I am trying to program a sarcasm detection model using sarcasm data set from Kaggle using Jupiter notebook. I have downloaded the dataset to my pc and have modified it as a list of dictionaries. the dictionary consists of three keys as article_link, is_sarcastic, and headline.
my code below gives the following error:
TypeError Traceback (most recent call last) in 7 tokenizer.fit_on_texts(sentences) 8 ----> 9 my_word_index=tokenizer.word_index() 10 11 print(len(word_index))
TypeError: 'dict' object is not callable
import os
import pandas
os.getcwd()
import json
os.chdir('C:/Users/IMALSHA/Desktop/AI content writing/Cousera Deep Neural Networks course/NLP lectures')
#loading data
with open('Sarcasm_Headlines_Dataset.json','r') as json_file:
data_set=json.load(json_file)
#defining lists
sentences=[]
labels=[]
urls=[]
for item in data_set:
sentences.append(item['headline'])
labels.append(item['is_sarcastic'])
urls.append(item['article_link'])
import tensorflow as tf
from tensorflow.keras.preprocessing.text import Tokenizer
from tensorflow.keras.preprocessing.sequence import pad_sequences
tokenizer=Tokenizer(oov_token="<oov>")
tokenizer.fit_on_texts(sentences)
word_index=tokenizer.word_index()
print(len(word_index))
print(word_index)
sequences=tokenizer.texts_to_sequences(sentences)

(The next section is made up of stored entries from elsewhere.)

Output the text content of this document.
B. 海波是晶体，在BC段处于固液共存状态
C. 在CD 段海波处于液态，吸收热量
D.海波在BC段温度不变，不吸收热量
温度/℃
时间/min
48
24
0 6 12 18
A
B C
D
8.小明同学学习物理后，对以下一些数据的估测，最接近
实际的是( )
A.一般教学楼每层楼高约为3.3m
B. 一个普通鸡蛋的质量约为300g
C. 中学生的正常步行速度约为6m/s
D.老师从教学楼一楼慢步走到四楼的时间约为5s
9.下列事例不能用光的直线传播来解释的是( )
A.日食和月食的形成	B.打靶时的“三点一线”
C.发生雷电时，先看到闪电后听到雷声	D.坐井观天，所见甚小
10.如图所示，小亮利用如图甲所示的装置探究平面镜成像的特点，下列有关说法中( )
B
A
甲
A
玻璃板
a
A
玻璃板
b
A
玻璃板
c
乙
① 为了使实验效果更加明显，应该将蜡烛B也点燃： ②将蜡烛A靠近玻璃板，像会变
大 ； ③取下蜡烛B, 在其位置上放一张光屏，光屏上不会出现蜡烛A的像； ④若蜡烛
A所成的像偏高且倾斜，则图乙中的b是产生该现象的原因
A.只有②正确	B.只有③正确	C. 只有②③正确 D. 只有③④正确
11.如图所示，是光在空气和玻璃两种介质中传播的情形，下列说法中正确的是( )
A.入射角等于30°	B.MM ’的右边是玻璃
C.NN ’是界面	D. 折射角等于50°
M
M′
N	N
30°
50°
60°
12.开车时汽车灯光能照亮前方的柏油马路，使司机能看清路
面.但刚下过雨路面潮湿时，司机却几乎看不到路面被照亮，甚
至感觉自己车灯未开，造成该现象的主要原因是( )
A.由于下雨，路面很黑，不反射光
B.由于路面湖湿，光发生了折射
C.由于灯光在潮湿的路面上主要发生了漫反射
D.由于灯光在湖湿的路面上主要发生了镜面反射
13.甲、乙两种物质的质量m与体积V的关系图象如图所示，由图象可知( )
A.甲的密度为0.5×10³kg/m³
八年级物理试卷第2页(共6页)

paded=pad_sequences(sequences)
print(paded[2])
The problem is the following:
word_index=tokenizer.word_index()
Probably, you want to store tokenizer's word_index into word_index variable. Instead, you are calling tokenizer.word_index as if it was a method/function, but it is a dictionary.
So, I think that you have to apply the following correction:
word_index=tokenizer.word_index